Preclinical work has suggested that the MAPK pathway is insufficiently inhibited with single-agent BRAF inhibition in CRC, in contrast to what is considered adequate inhibition in melanoma, irrespective of the BRAF inhibitor used.[17,23,24] This alone may be sufficient to limit clinical activity in CRC. In addition, in the clinical setting in melanoma, there seems to be a threshold of inhibition as measured by phospho-Erk expression required to induce response.[25] Because this study did not incorporate on-study biopsies, direct assessment of the ability of vemurafenib to sufficiently inhibit the MAPK pathway is not possible. Preclinical studies since this clinical trial was first reported have added considerably to our understanding of MAPK inhibition and early reactivation of the pathway in CRC, with perhaps the most compelling reactivation being through feedback EGFR reactivation.[23,24] It has been proposed that EGFR expression levels may predict for this reactivation; however, no correlation was seen between total EGFR expression in the primary tumor and clinical activity in our study, suggesting that baseline EGFR expression may be a poor correlate of subsequent EGFR pathway reactivation after BRAF inhibition.
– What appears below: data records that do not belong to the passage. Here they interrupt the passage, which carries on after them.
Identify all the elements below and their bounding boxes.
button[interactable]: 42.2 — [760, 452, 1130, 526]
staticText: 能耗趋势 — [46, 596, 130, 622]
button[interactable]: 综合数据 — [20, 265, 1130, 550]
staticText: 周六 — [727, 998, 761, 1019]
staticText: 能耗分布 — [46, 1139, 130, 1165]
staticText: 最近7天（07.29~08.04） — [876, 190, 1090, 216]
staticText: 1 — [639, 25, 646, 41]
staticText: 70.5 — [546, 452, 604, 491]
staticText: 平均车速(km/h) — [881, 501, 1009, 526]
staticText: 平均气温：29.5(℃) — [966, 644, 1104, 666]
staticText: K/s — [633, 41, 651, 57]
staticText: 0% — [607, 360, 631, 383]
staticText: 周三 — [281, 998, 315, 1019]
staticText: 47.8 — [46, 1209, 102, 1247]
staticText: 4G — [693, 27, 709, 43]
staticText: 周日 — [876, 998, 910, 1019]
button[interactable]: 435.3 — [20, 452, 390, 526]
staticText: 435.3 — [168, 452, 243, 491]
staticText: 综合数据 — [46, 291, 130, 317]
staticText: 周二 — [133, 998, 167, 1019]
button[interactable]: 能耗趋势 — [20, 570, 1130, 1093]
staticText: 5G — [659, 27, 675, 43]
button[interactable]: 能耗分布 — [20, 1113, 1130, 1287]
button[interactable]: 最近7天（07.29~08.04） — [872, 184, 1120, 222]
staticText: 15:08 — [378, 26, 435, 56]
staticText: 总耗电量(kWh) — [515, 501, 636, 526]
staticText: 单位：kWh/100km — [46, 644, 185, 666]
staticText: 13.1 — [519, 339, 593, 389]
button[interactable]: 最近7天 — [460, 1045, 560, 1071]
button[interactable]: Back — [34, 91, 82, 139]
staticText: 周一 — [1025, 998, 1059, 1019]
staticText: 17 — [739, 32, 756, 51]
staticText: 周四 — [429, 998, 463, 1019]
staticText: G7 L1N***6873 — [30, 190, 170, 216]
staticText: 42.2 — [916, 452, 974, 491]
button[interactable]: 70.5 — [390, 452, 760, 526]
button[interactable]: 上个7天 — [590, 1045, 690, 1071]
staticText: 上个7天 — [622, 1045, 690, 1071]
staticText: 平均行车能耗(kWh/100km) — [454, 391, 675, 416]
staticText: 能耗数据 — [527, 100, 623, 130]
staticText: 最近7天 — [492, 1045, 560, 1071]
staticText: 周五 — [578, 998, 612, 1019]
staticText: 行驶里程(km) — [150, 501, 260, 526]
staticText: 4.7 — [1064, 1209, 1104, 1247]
The combination of EGFR and vemurafenib is being explored in several clinical trials, with some promising early results with panitumumab and an ongoing randomized study of cetuximab and irinotecan, with or without vemurafenib (ClinicalTrials.gov identifier: NCT02164916).[26] In contrast, prior preclinical studies suggested that PI3K pathway activation may be associated with resistance to BRAF inhibition. However, neither PTEN protein loss nor PIK3CA mutation was correlated with resistance in our study, consistent with the limited additional clinical activity seen with the addition of a PI3K inhibitor to BRAF and EGFR inhibition.[27]
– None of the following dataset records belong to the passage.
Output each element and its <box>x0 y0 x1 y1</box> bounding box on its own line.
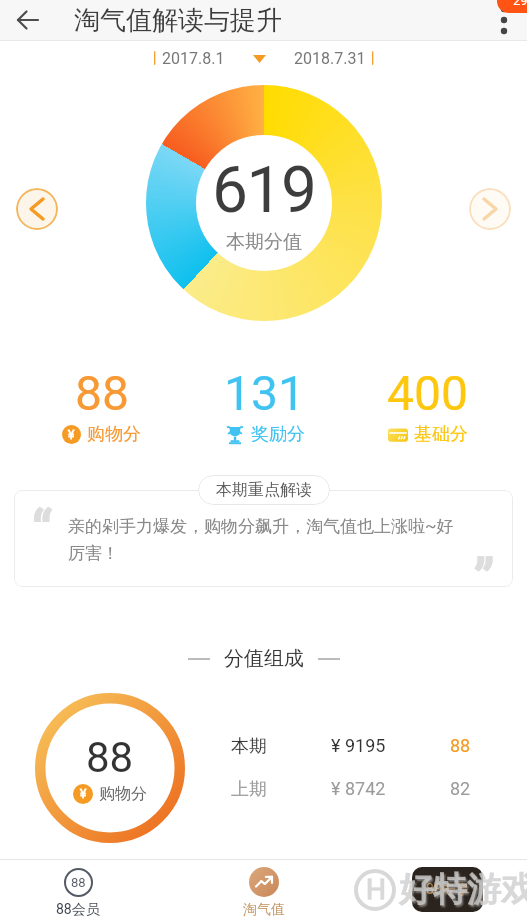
staticText: ” <box>474 547 495 587</box>
staticText: 131 <box>224 365 305 421</box>
button[interactable] <box>16 188 58 230</box>
staticText: 82 <box>450 778 471 799</box>
staticText: 88 <box>86 733 134 782</box>
staticText: 丨 <box>366 50 380 68</box>
staticText: 基础分 <box>414 423 468 446</box>
button[interactable] <box>371 860 527 922</box>
staticText: ¥ <box>80 787 87 801</box>
staticText: 购物分 <box>99 784 147 804</box>
staticText: 奖励分 <box>251 423 305 446</box>
staticText: ¥ 9195 <box>331 735 386 756</box>
staticText: “ <box>32 498 52 564</box>
staticText: 淘气值 <box>243 901 285 919</box>
staticText: 本期分值 <box>226 230 302 254</box>
staticText: ¥ 8742 <box>331 778 386 799</box>
staticText: 好特游戏 <box>399 868 527 911</box>
staticText: 88会员 <box>56 901 100 919</box>
button[interactable] <box>487 3 521 37</box>
staticText: 400 <box>387 365 468 421</box>
button[interactable]: “ <box>14 490 513 587</box>
staticText: 丨 <box>148 50 162 68</box>
staticText: 619 <box>212 153 316 228</box>
staticText: 2018.7.31 <box>294 49 366 68</box>
staticText: 88 <box>450 735 471 756</box>
staticText: 购物分 <box>87 423 141 446</box>
staticText: 分值组成 <box>224 646 304 671</box>
button[interactable]: 400 <box>346 365 509 446</box>
button[interactable] <box>469 188 511 230</box>
staticText: H <box>366 873 386 906</box>
staticText: 88 <box>71 875 86 890</box>
staticText: 本期重点解读 <box>216 480 312 500</box>
button[interactable]: 88 <box>20 365 183 446</box>
button[interactable]: 淘气值 <box>156 860 371 922</box>
staticText: 29 <box>513 0 527 8</box>
button[interactable] <box>8 0 48 40</box>
button[interactable]: 丨 <box>148 49 380 68</box>
button[interactable]: 29 <box>497 0 527 13</box>
staticText: 88专享 <box>426 881 470 899</box>
staticText: 上期 <box>231 778 267 801</box>
button[interactable]: 131 <box>183 365 346 446</box>
staticText: 淘气值解读与提升 <box>74 4 282 37</box>
staticText: ¥ <box>68 428 75 442</box>
staticText: 2017.8.1 <box>162 49 225 68</box>
staticText: 88 <box>75 365 129 421</box>
staticText: 亲的剁手力爆发，购物分飙升，淘气值也上涨啦~好 厉害！ <box>68 516 454 564</box>
staticText: 本期 <box>231 735 267 758</box>
button[interactable]: 88 <box>0 860 156 922</box>
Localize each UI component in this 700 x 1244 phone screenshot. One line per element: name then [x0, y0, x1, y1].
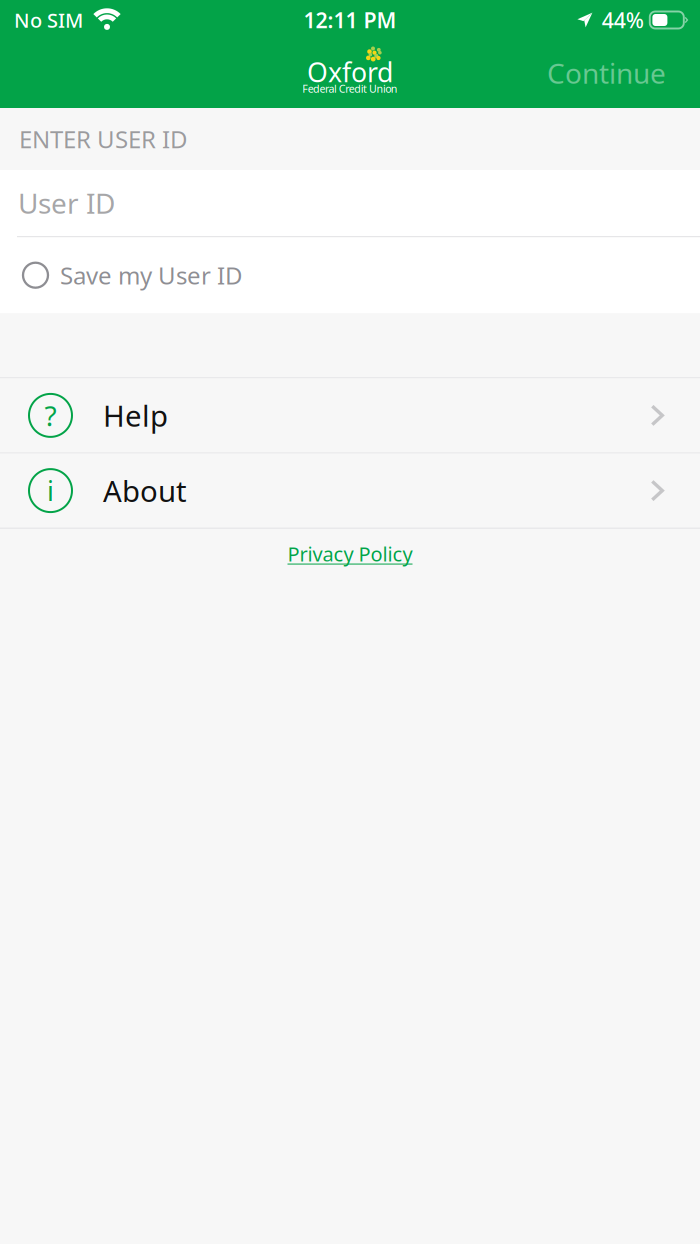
staticText: No SIM — [14, 7, 83, 33]
staticText: Save my User ID — [60, 259, 243, 291]
button[interactable]: i — [0, 454, 700, 528]
staticText: User ID — [18, 184, 115, 222]
staticText: ? — [44, 397, 56, 434]
button[interactable]: ? — [0, 378, 700, 452]
button[interactable]: Privacy Policy — [288, 529, 412, 579]
button[interactable]: Continue — [547, 40, 700, 106]
staticText: ENTER USER ID — [19, 123, 188, 155]
staticText: About — [103, 471, 187, 510]
staticText: 44% — [602, 6, 644, 34]
button[interactable]: Save my User ID — [0, 237, 700, 313]
staticText: 12:11 PM — [304, 6, 396, 34]
staticText: i — [47, 473, 54, 508]
staticText: Oxford — [307, 54, 393, 90]
staticText: Help — [103, 396, 168, 435]
staticText: Continue — [547, 54, 666, 92]
staticText: Privacy Policy — [288, 540, 412, 567]
staticText: Federal Credit Union — [302, 81, 398, 96]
The finding of KRAS and NRAS mutations with low allele frequency in the BRAF mutant tumors is unexpected. With rare exception, BRAF V600E and KRAS/NRAS mutations are mutually exclusive when assessed by standard sensitivity sequencing.[28-30] Acquisition of NRAS mutations has been described as a mechanism of resistance to BRAF inhibition in melanoma, and our patient-derived xenograft models suggest that a similar mechanism may be present in BRAF-sensitive CRCs.[31] Because low allele frequency KRAS/NRAS mutations have been associated with resistance to cetuximab and current clinical trials are combining BRAF and EGFR inhibition, there is potential for these low allele frequency KRAS/NRAS mutations to be important drivers for resistance to the combination. The allele frequency observed in the patient-derived xenograft models is consistent with BRAF and KRAS mutations coexisting in the same tumor clones, suggesting that strategies to address both mutations will be needed. Evaluation of KRAS/NRAS mutations should be incorporated into future clinical trials of BRAF inhibition, including assessment at the time of progression. Other described mechanisms of acquired resistance in CRC to BRAF inhibition in preclinical models and patients include EGFR, KRAS, and MET amplification.[32]
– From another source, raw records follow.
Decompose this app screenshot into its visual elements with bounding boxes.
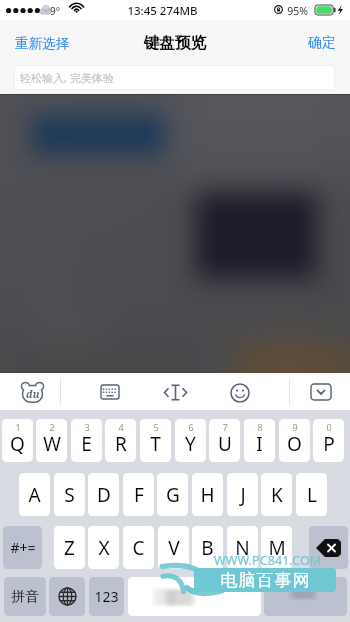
button[interactable]: 8 [244, 419, 275, 462]
staticText: 123 [94, 587, 119, 606]
staticText: 4 [118, 421, 124, 433]
staticText: P [323, 431, 335, 457]
staticText: Z [64, 535, 75, 561]
button[interactable]: K [261, 473, 292, 516]
staticText: 键盘预览 [144, 33, 206, 53]
staticText: O [287, 431, 302, 457]
button[interactable]: M [261, 526, 292, 569]
staticText: U [218, 431, 232, 457]
button[interactable]: 重新选择 [6, 30, 78, 56]
staticText: 95% [287, 4, 308, 18]
staticText: 8 [257, 421, 263, 433]
button[interactable]: H [192, 473, 223, 516]
button[interactable]: V [158, 526, 189, 569]
button[interactable]: #+= [3, 526, 42, 569]
staticText: #+= [10, 538, 36, 557]
staticText: 1 [15, 421, 21, 433]
staticText: Y [185, 431, 196, 457]
button[interactable]: Backspace [309, 526, 348, 569]
staticText: C [132, 535, 145, 561]
button[interactable]: 2 [36, 419, 67, 462]
staticText: 电脑百事网 [220, 570, 310, 591]
staticText: 9° [50, 4, 60, 18]
button[interactable]: N [227, 526, 258, 569]
staticText: J [240, 482, 246, 508]
button[interactable]: F [123, 473, 154, 516]
button[interactable]: Hide keyboard [296, 373, 345, 410]
button[interactable]: 5 [140, 419, 171, 462]
staticText: 3 [84, 421, 90, 433]
button[interactable]: Switch language [49, 577, 85, 616]
button[interactable]: 1 [2, 419, 33, 462]
staticText: 9 [292, 421, 298, 433]
staticText: 7 [222, 421, 228, 433]
staticText: 0 [326, 421, 332, 433]
button[interactable]: 0 [313, 419, 344, 462]
button[interactable]: C [123, 526, 154, 569]
staticText: S [64, 482, 75, 508]
staticText: G [166, 482, 180, 508]
button[interactable]: D [88, 473, 119, 516]
button[interactable]: G [157, 473, 188, 516]
staticText: M [268, 535, 286, 561]
button[interactable]: Space [128, 577, 261, 616]
button[interactable]: Move cursor [146, 373, 205, 410]
staticText: I [256, 431, 263, 457]
staticText: 6 [188, 421, 194, 433]
staticText: N [235, 535, 250, 561]
staticText: F [134, 482, 144, 508]
button[interactable]: 轻松输入, 完美体验 [14, 65, 335, 90]
staticText: WWW.PC841.COM [214, 552, 322, 569]
button[interactable]: Z [54, 526, 85, 569]
staticText: V [168, 535, 180, 561]
staticText: A [28, 482, 41, 508]
button[interactable]: 123 [89, 577, 124, 616]
button[interactable]: S [54, 473, 85, 516]
button[interactable]: A [19, 473, 50, 516]
button[interactable]: X [88, 526, 119, 569]
staticText: L [307, 482, 317, 508]
button[interactable]: Enter [264, 577, 347, 616]
button[interactable]: J [227, 473, 258, 516]
staticText: 确定 [308, 34, 336, 52]
staticText: 拼音 [11, 588, 39, 606]
button[interactable]: B [192, 526, 223, 569]
staticText: K [271, 482, 283, 508]
staticText: 13:45 274MB [127, 3, 198, 19]
button[interactable]: 确定 [300, 30, 344, 56]
staticText: 2 [49, 421, 55, 433]
staticText: R [115, 431, 127, 457]
button[interactable]: 拼音 [4, 577, 46, 616]
button[interactable]: L [296, 473, 327, 516]
button[interactable]: 6 [175, 419, 206, 462]
staticText: du [26, 387, 40, 401]
staticText: 重新选择 [15, 35, 69, 52]
staticText: E [81, 431, 92, 457]
button[interactable]: 3 [71, 419, 102, 462]
staticText: D [97, 482, 111, 508]
staticText: 5 [153, 421, 159, 433]
staticText: B [201, 535, 214, 561]
staticText: H [200, 482, 215, 508]
button[interactable]: Keyboard settings [80, 373, 140, 410]
staticText: 轻松输入, 完美体验 [20, 70, 114, 85]
staticText: Q [10, 431, 25, 457]
staticText: T [150, 431, 161, 457]
button[interactable]: 9 [279, 419, 310, 462]
button[interactable]: Baidu input [5, 373, 60, 410]
staticText: W [43, 431, 61, 457]
staticText: X [98, 535, 110, 561]
button[interactable]: 7 [209, 419, 240, 462]
button[interactable]: Emoji [211, 373, 269, 410]
button[interactable]: 4 [105, 419, 136, 462]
The contrast of activity from BRAF inhibition in melanoma and CRC has been an important cautionary tale for the trend toward tumor-agnostic, oncogene-defined basket clinical trials. Histology can be a surrogate for potentially important differences in biology. BRAF-mutated CRC and melanoma differ in the tissue lineage (endoderm v ectoderm, respectively) and concurrent epigenetic features (nearly universal CIMP positive v CIMP negative, respectively), among other factors. BRAF inhibition has demonstrated some single-agent activity in non–small-cell lung cancer and thyroid cancer, among others, although the magnitude of the benefit remains to be defined.[33,34] In each setting, alternate mechanisms of resistance to BRAF inhibition have been proposed, reiterating the concept that tumor histology is still a major determinant of sensitivity to targeted therapies. Further studies should leverage these similarities and differences in BRAF inhibition sensitivity to optimize future combination strategies.